Sisters of Loretto
- Abbreviation: SL
- Established: 1812; 214 years ago
- Location: Nerinx, Kentucky;
- Region served: Americas and Asia
- President: Barbara Nicholas SL
- Main organ: Loretto Magazine
- Affiliations: Catholic
- Website: LorettoCommunity.org
- Remarks: The Loretto Community includes both vowed members and committed co-members.

= Sisters of Loretto =

Catholic religious institute

The Sisters of Loretto or the Loretto Community is a Catholic religious institute that strives "to bring the healing Spirit of God into our world." Founded in the United States in 1812 and based in the rural community of Nerinx, Kentucky, the organization has communities in 16 US states and in Bolivia, Chile, China, Ghana, Pakistan, and Peru.

==History==
The Sisters of Loretto were founded in 1812 by three women, Mary Rhodes, Ann Havern, and Christina Stuart, under the guidance of Fr Charles Nerinckx in Kentucky as The Little Society of the Friends of Mary at the Foot of the Cross. Their mission was to educate the poor children of the frontier. They were an early group to receive Black novices, including Clare Morgan as a founding member in 1812, but they segregated many of them in various ways and most eventually were released from their vows. The order is also known to have owned slaves.
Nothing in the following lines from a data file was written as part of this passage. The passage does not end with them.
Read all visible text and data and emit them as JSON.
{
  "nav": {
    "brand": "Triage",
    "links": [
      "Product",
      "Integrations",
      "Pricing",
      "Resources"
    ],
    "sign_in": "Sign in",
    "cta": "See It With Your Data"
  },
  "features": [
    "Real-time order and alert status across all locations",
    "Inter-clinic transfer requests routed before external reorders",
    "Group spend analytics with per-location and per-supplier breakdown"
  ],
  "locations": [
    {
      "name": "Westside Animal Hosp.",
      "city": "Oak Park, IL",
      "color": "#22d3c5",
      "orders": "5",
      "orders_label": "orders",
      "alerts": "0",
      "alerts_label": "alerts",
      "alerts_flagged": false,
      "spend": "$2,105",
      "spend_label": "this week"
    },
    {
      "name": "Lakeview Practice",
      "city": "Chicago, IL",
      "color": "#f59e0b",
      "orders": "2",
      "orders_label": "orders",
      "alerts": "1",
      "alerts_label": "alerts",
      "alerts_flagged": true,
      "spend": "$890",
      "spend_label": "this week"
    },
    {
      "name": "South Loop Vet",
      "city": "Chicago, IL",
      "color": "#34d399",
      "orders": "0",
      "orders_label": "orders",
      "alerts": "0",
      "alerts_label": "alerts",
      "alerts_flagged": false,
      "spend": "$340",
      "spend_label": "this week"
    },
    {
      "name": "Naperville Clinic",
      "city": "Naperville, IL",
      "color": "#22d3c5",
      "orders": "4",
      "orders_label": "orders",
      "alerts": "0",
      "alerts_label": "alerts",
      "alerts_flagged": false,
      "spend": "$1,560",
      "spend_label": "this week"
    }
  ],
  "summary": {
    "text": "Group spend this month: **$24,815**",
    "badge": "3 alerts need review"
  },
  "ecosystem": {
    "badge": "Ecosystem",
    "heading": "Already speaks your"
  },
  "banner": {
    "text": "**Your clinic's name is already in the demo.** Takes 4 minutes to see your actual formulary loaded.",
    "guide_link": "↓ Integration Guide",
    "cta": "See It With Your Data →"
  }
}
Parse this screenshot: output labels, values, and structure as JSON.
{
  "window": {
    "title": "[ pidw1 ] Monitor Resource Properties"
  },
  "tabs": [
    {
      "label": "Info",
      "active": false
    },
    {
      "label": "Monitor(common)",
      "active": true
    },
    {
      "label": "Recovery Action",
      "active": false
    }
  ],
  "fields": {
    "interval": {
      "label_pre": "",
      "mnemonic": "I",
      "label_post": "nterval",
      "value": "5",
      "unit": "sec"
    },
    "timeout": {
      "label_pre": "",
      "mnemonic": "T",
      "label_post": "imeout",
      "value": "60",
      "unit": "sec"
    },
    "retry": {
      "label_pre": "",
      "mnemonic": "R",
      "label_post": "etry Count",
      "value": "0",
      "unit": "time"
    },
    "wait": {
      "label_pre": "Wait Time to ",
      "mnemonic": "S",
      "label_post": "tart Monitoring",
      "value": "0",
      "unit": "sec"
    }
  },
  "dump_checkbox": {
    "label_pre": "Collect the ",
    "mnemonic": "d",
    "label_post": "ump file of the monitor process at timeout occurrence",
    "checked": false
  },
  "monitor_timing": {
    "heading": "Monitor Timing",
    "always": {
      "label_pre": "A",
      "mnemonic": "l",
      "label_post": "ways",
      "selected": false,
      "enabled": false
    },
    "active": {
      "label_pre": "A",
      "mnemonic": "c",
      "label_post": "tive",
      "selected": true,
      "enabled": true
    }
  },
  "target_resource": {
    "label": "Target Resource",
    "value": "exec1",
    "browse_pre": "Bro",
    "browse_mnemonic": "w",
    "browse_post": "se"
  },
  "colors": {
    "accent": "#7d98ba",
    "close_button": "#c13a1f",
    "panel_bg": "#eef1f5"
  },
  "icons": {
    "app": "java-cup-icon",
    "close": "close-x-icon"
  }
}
When the community was formed into a religious congregation, it was renamed the Sisters of Loretto at the Foot of the Cross. Mother Praxedes Carty updated the constitution of the Sisters of Loretto with Rome in the early 1900s.

The Sisters were early collaborators with the Jesuits in their missionary endeavors among the native Americans. The work of the Sisters spread to the American Southwest during the 1870s, as the Sisters opened a Loretto Academy in Santa Fe, New Mexico. (This school is the site of the famed staircase in the former school chapel, believed by some to have been built through supernatural intervention.) They also began an all-girls school in Montgomery, AL, in 1873, called Loretto High.
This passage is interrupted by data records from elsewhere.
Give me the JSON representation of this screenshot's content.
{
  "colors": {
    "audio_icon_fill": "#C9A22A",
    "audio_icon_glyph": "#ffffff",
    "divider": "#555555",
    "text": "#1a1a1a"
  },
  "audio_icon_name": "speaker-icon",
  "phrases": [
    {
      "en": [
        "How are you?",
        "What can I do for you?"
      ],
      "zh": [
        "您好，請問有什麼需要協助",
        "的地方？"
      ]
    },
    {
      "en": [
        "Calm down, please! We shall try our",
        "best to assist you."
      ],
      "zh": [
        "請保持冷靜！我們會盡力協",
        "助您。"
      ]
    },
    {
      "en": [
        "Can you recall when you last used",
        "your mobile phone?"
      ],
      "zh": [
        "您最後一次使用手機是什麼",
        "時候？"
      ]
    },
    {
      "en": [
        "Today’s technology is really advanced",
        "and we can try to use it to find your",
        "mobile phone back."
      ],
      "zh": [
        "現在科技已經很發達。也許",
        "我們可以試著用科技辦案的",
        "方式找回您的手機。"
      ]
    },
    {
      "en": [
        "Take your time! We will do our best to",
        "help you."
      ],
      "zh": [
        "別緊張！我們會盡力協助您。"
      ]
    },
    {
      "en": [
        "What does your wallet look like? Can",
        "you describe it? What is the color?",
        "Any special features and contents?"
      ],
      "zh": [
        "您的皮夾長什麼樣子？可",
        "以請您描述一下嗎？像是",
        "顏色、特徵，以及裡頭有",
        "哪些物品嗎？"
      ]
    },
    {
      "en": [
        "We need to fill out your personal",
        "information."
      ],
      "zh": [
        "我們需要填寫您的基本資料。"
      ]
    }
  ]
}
The Sisters gained a reputation for educational innovation, as well as racial and religious tolerance, which created a strong interest in having their services. By the 1890s they had opened a girls' school in St. Paul, Kansas, in the Diocese of Wichita, and in 1899 were invited to work in the Diocese of Kansas City in Missouri, where they first started teaching in parochial schools of the city and opened a Loretto Academy in 1901. The Sisters also worked in Iowa and had a mission school for the children of the Osage nation in Oklahoma. The Sisters founded two colleges: Loretto Heights College in Denver (founded as an academy in 1891 and becoming a college in 1918) and Loretto College in Webster Groves, Missouri (later known as Webster College, now known as Webster University), in 1915. The campus in Denver has changed hands several times in recent years and now is home to affordable housing units in Pancratia Lofts, and will offer the May Bonfils Stanton Theater and the Commún Community Center in the future. In 2012 the Sisters received the Civis Princeps award from Regis University, with mention of their founding 27 schools in Colorado, ten still in operation, including St. Mary’s Academy which bestowed the first high school diploma in the Colorado territory in 1875. In addition the Sisters founded 21 nonprofits in Colorado including Earthlinks, Project WISE, and the Women’s Bean Project.

== Organization ==
In recent years, the institute has diffused into a larger Loretto Community, which includes the Loretto Sisters with vows and members without religious vows, as well as volunteers. These young adult volunteers serve in New York City, Washington, DC, and St. Louis, MO.

In June 2005, the Loretto Community dedicated the Colorado affordable-housing community of Mount Loretto, built in collaboration with the Archdiocese of Denver. In order to advance its charitable activities, the group holds NGO status with the United Nations. Strongly committed to social justice, the Loretto Community opposes nuclear weaponry and proliferation, and advocates for migrant workers and torture victims of oppressive regimes.

Other works of the Loretto Community include the Loretto Earth Network, an environmentalist education and activism group. A Disarmament Committee lobbies against nuclear weapons, landmines, and militarism, and in favor of "develop[ing] a culture of peace." The Community also operates two facilities which offer spiritual retreats Nerinx.